It is a legitimate demand by the people to be allowed access to the transaction history of the PM CARES Fund since it is largely public money that has gone into it, says the author.
Abhinav Mehrotra, Assistant Professor, Jindal Global Law School, O.P. Jindal Global University, Sonipat, Haryana, India.
India’s central government has informed the Supreme Court that ex-gratia payment of Rs. 50,000 (USD 667) will be made to the families of those who died of Covid-19 and also to the kin of those who died of the virus following involvement in Covid-19 relief operations or activities associated with the preparedness for dealing with the pandemic.
This has put the spotlight on the various relief measures adopted by the government during the pandemic, and more specifically the much talked about Prime Minister’s Citizen Assistance and Relief in Emergency Situations (PM CARES Fund) that was created on 27 March 2020.
Prime Minister Narendra Modi is the fund chairman and the Ministers of Home Affairs, Defense and Finance are the trustees. The fund’s stated aim is to undertake and support relief or assistance of any kind relating to a public health emergency or any other kind of emergency.
However, despite having the PM and various ministers as chairman and trustees and using the national emblem of the Indian government, the fund is not a public authority as defined under the RTI (Right to Information) Act, 2005.

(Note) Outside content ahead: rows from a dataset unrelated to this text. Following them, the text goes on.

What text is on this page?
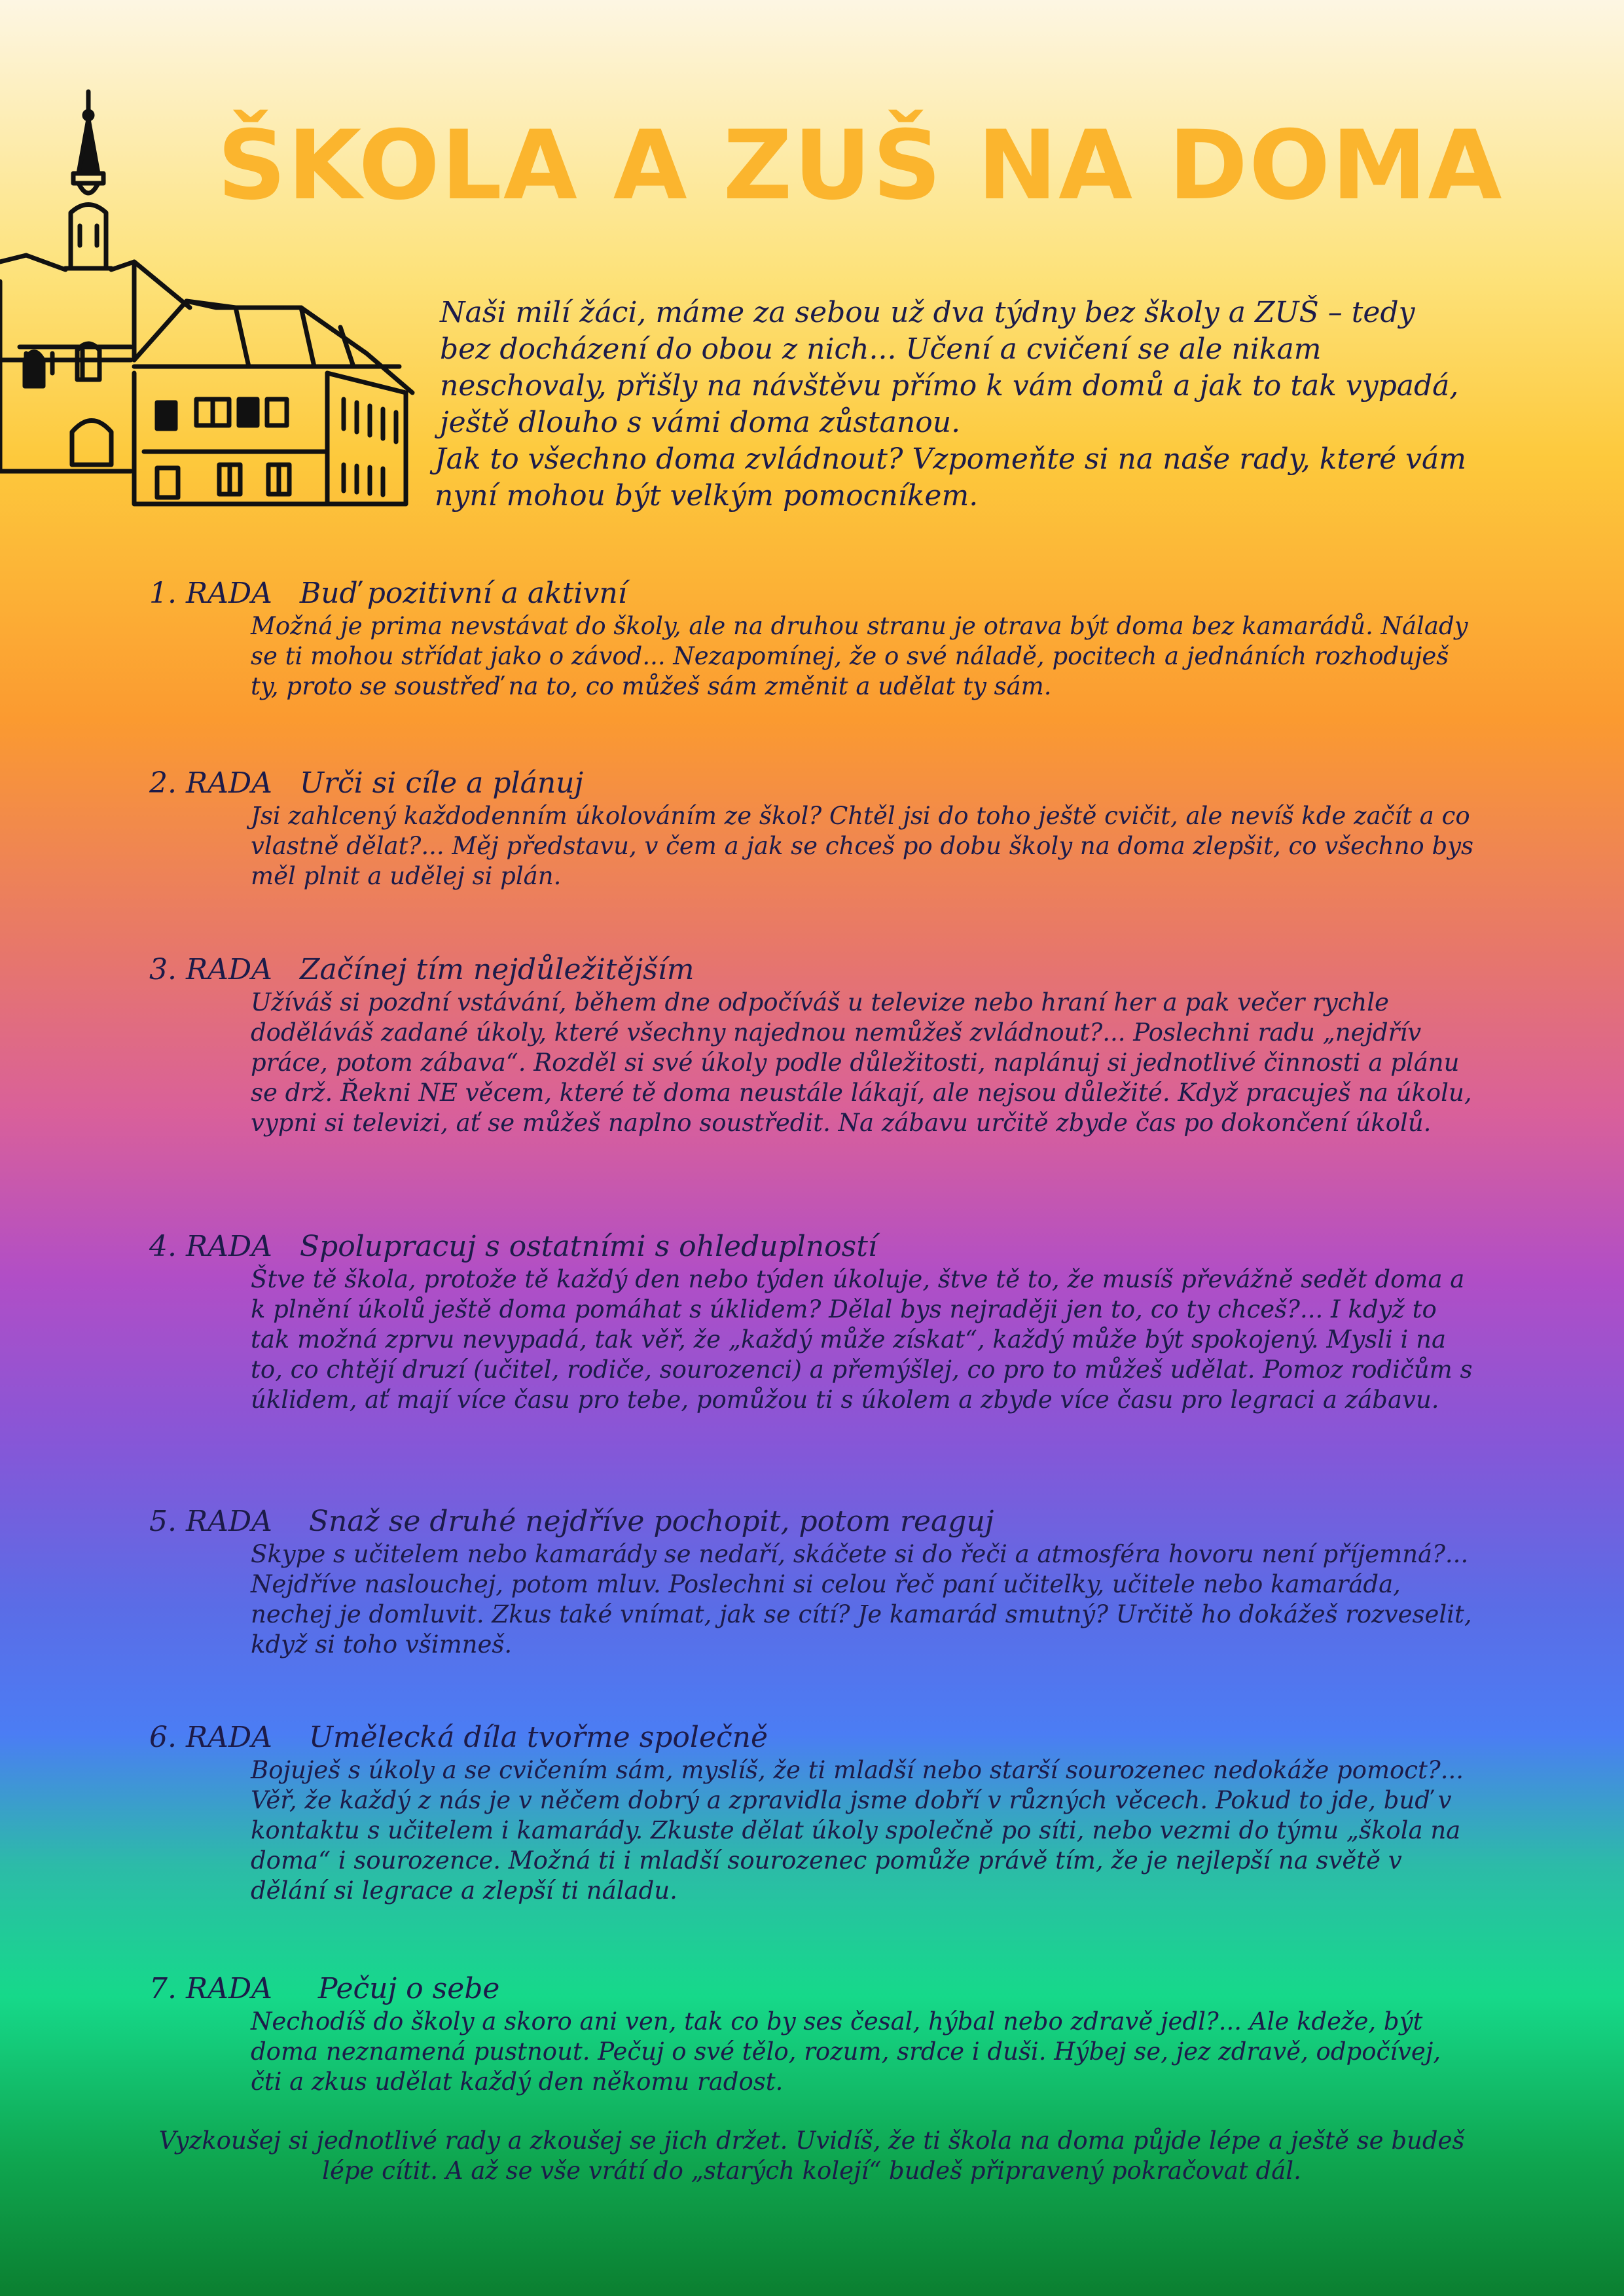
ŠKOLA A ZUŠ NA DOMA

Naši milí žáci, máme za sebou už dva týdny bez školy a ZUŠ – tedy bez docházení do obou z nich... Učení a cvičení se ale nikam neschovaly, přišly na návštěvu přímo k vám domů a jak to tak vypadá, ještě dlouho s vámi doma zůstanou.

Jak to všechno doma zvládnout? Vzpomeňte si na naše rady, které vám nyní mohou být velkým pomocníkem.

1. RADA   Buď pozitivní a aktivní
Možná je prima nevstávat do školy, ale na druhou stranu je otrava být doma bez kamarádů. Nálady se ti mohou střídat jako o závod... Nezapomínej, že o své náladě, pocitech a jednáních rozhoduješ ty, proto se soustřeď na to, co můžeš sám změnit a udělat ty sám.
2. RADA   Urči si cíle a plánuj
Jsi zahlcený každodenním úkolováním ze škol? Chtěl jsi do toho ještě cvičit, ale nevíš kde začít a co vlastně dělat?... Měj představu, v čem a jak se chceš po dobu školy na doma zlepšit, co všechno bys měl plnit a udělej si plán.
3. RADA   Začínej tím nejdůležitějším
Užíváš si pozdní vstávání, během dne odpočíváš u televize nebo hraní her a pak večer rychle doděláváš zadané úkoly, které všechny najednou nemůžeš zvládnout?... Poslechni radu „nejdřív práce, potom zábava“. Rozděl si své úkoly podle důležitosti, naplánuj si jednotlivé činnosti a plánu se drž. Řekni NE věcem, které tě doma neustále lákají, ale nejsou důležité. Když pracuješ na úkolu, vypni si televizi, ať se můžeš naplno soustředit. Na zábavu určitě zbyde čas po dokončení úkolů.
4. RADA   Spolupracuj s ostatními s ohleduplností
Štve tě škola, protože tě každý den nebo týden úkoluje, štve tě to, že musíš převážně sedět doma a k plnění úkolů ještě doma pomáhat s úklidem? Dělal bys nejraději jen to, co ty chceš?... I když to tak možná zprvu nevypadá, tak věř, že „každý může získat“, každý může být spokojený. Mysli i na to, co chtějí druzí (učitel, rodiče, sourozenci) a přemýšlej, co pro to můžeš udělat. Pomoz rodičům s úklidem, ať mají více času pro tebe, pomůžou ti s úkolem a zbyde více času pro legraci a zábavu.
5. RADA    Snaž se druhé nejdříve pochopit, potom reaguj
Skype s učitelem nebo kamarády se nedaří, skáčete si do řeči a atmosféra hovoru není příjemná?... Nejdříve naslouchej, potom mluv. Poslechni si celou řeč paní učitelky, učitele nebo kamaráda, nechej je domluvit. Zkus také vnímat, jak se cítí? Je kamarád smutný? Určitě ho dokážeš rozveselit, když si toho všimneš.
6. RADA    Umělecká díla tvořme společně
Bojuješ s úkoly a se cvičením sám, myslíš, že ti mladší nebo starší sourozenec nedokáže pomoct?... Věř, že každý z nás je v něčem dobrý a zpravidla jsme dobří v různých věcech. Pokud to jde, buď v kontaktu s učitelem i kamarády. Zkuste dělat úkoly společně po síti, nebo vezmi do týmu „škola na doma“ i sourozence. Možná ti i mladší sourozenec pomůže právě tím, že je nejlepší na světě v dělání si legrace a zlepší ti náladu.
7. RADA     Pečuj o sebe
Nechodíš do školy a skoro ani ven, tak co by ses česal, hýbal nebo zdravě jedl?... Ale kdeže, být doma neznamená pustnout. Pečuj o své tělo, rozum, srdce i duši. Hýbej se, jez zdravě, odpočívej, čti a zkus udělat každý den někomu radost.
Vyzkoušej si jednotlivé rady a zkoušej se jich držet. Uvidíš, že ti škola na doma půjde lépe a ještě se budeš lépe cítit. A až se vše vrátí do „starých kolejí“ budeš připravený pokračovat dál.
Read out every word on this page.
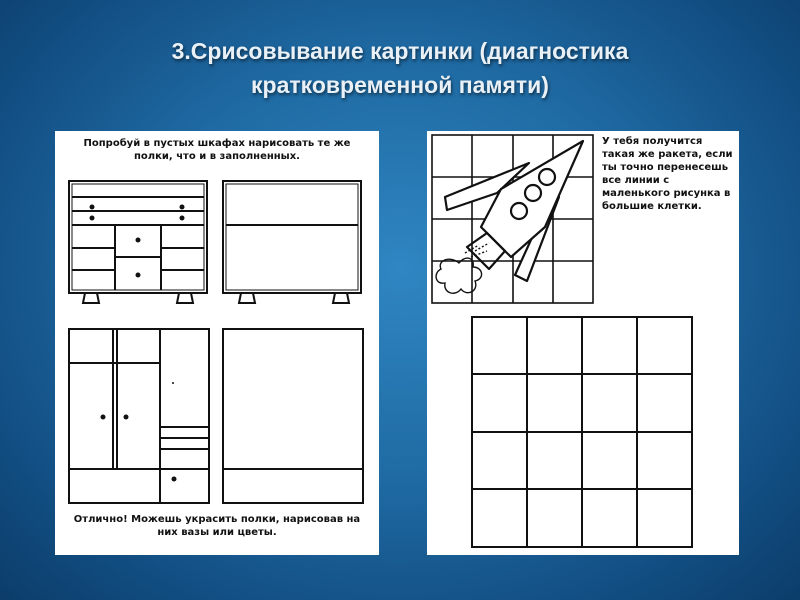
3.Срисовывание картинки (диагностика
кратковременной памяти)
Попробуй в пустых шкафах нарисовать те же полки, что и в заполненных.
Отлично! Можешь украсить полки, нарисовав на них вазы или цветы.
У тебя получится такая же ракета, если ты точно перенесешь все линии с маленького рисунка в большие клетки.
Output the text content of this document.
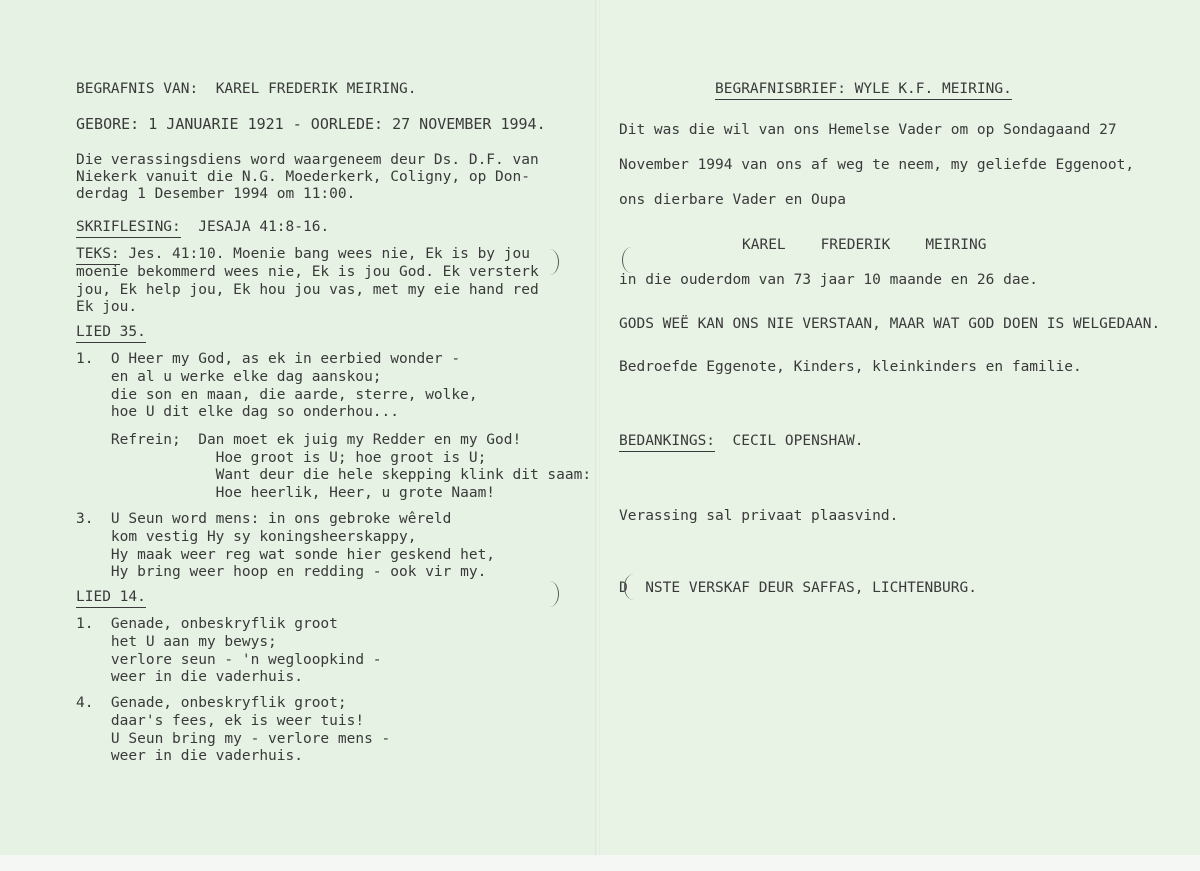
BEGRAFNIS VAN: KAREL FREDERIK MEIRING.
GEBORE: 1 JANUARIE 1921 - OORLEDE: 27 NOVEMBER 1994.
Die verassingsdiens word waargeneem deur Ds. D.F. van
Niekerk vanuit die N.G. Moederkerk, Coligny, op Don-
derdag 1 Desember 1994 om 11:00.
SKRIFLESING: JESAJA 41:8-16.
TEKS: Jes. 41:10. Moenie bang wees nie, Ek is by jou
moenie bekommerd wees nie, Ek is jou God. Ek versterk
jou, Ek help jou, Ek hou jou vas, met my eie hand red
Ek jou.
LIED 35.
1.  O Heer my God, as ek in eerbied wonder -
en al u werke elke dag aanskou;
die son en maan, die aarde, sterre, wolke,
hoe U dit elke dag so onderhou...
Refrein;  Dan moet ek juig my Redder en my God!
Hoe groot is U; hoe groot is U;
Want deur die hele skepping klink dit saam:
Hoe heerlik, Heer, u grote Naam!
3.  U Seun word mens: in ons gebroke wêreld
kom vestig Hy sy koningsheerskappy,
Hy maak weer reg wat sonde hier geskend het,
Hy bring weer hoop en redding - ook vir my.
LIED 14.
1.  Genade, onbeskryflik groot
het U aan my bewys;
verlore seun - 'n wegloopkind -
weer in die vaderhuis.
4.  Genade, onbeskryflik groot;
daar's fees, ek is weer tuis!
U Seun bring my - verlore mens -
weer in die vaderhuis.
BEGRAFNISBRIEF: WYLE K.F. MEIRING.
Dit was die wil van ons Hemelse Vader om op Sondagaand 27
November 1994 van ons af weg te neem, my geliefde Eggenoot,
ons dierbare Vader en Oupa
KAREL    FREDERIK    MEIRING
in die ouderdom van 73 jaar 10 maande en 26 dae.
GODS WEË KAN ONS NIE VERSTAAN, MAAR WAT GOD DOEN IS WELGEDAAN.
Bedroefde Eggenote, Kinders, kleinkinders en familie.
BEDANKINGS: CECIL OPENSHAW.
Verassing sal privaat plaasvind.
D NSTE VERSKAF DEUR SAFFAS, LICHTENBURG.
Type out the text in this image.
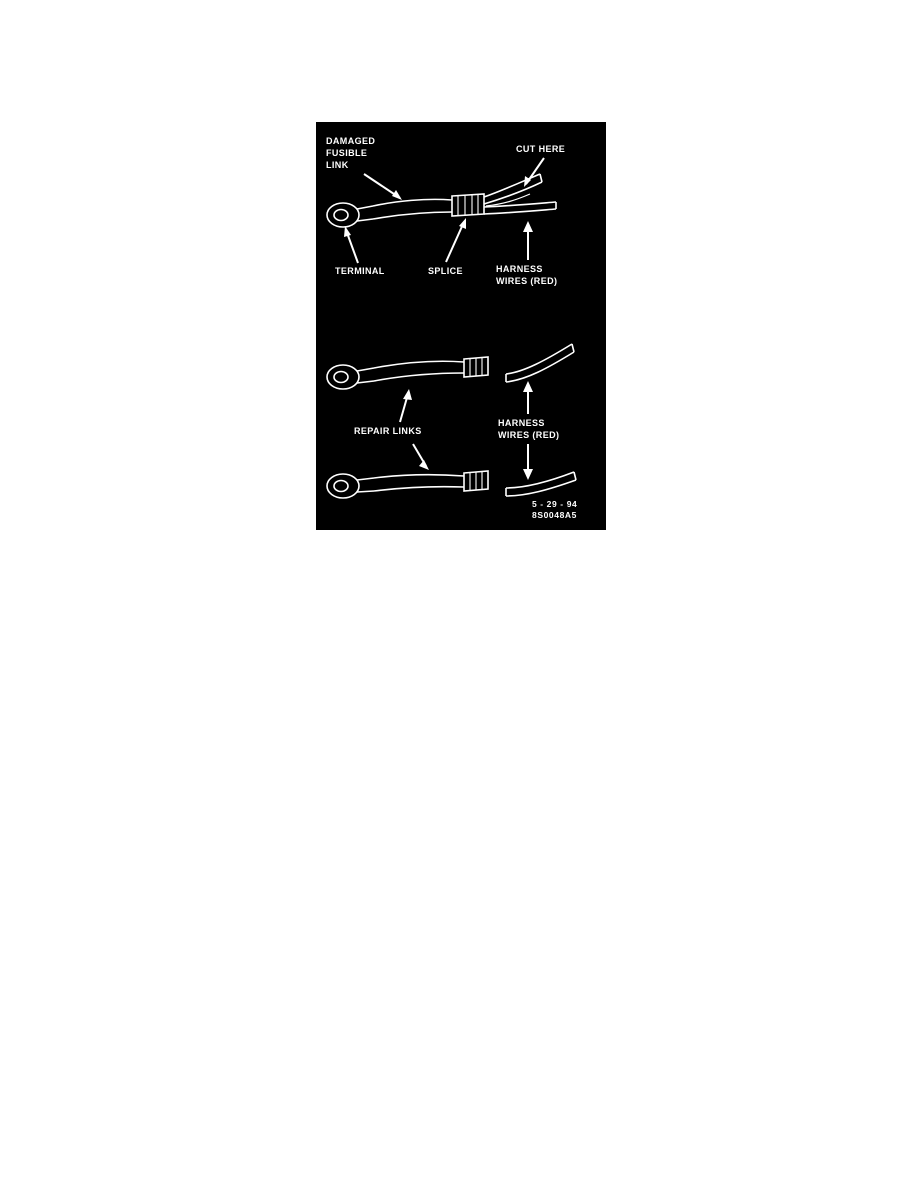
DAMAGED
FUSIBLE
LINK
CUT HERE
TERMINAL	SPLICE	HARNESS
WIRES (RED)
REPAIR LINKS
HARNESS
WIRES (RED)
5 - 29 - 94
8S0048A5
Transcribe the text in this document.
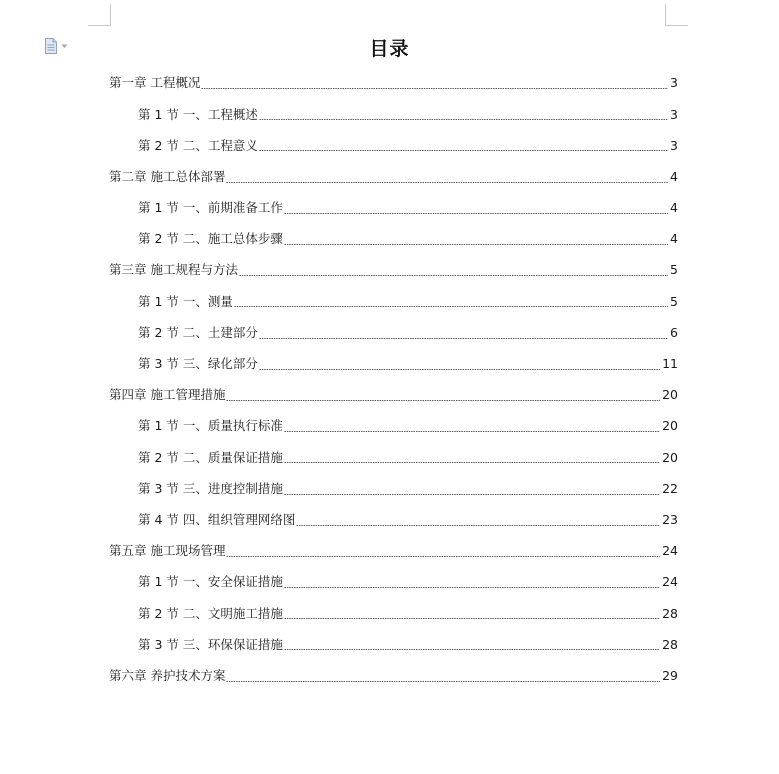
目录
第一章 工程概况	3
第 1 节 一、工程概述	3
第 2 节 二、工程意义	3
第二章 施工总体部署	4
第 1 节 一、前期准备工作	4
第 2 节 二、施工总体步骤	4
第三章 施工规程与方法	5
第 1 节 一、测量	5
第 2 节 二、土建部分	6
第 3 节 三、绿化部分	11
第四章 施工管理措施	20
第 1 节 一、质量执行标准	20
第 2 节 二、质量保证措施	20
第 3 节 三、进度控制措施	22
第 4 节 四、组织管理网络图	23
第五章 施工现场管理	24
第 1 节 一、安全保证措施	24
第 2 节 二、文明施工措施	28
第 3 节 三、环保保证措施	28
第六章 养护技术方案	29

Simply put, the citizens in India, especially those who are poor, expect the government to provide them relief in times of distress and that has been happening since 1948 when The Prime Minister National Relief Fund (PMNRF) was set up by then Prime Minister Jawaharlal Nehru.
Government-citizen collaboration is a well-established manner in which developing countries like India respond to the need for ensuring relief during times of pandemic as the government can’t act on its own. Thus it is a legitimate demand by the people to be allowed access to the transaction history of the PM CARES Fund since it is largely public money that has gone into it.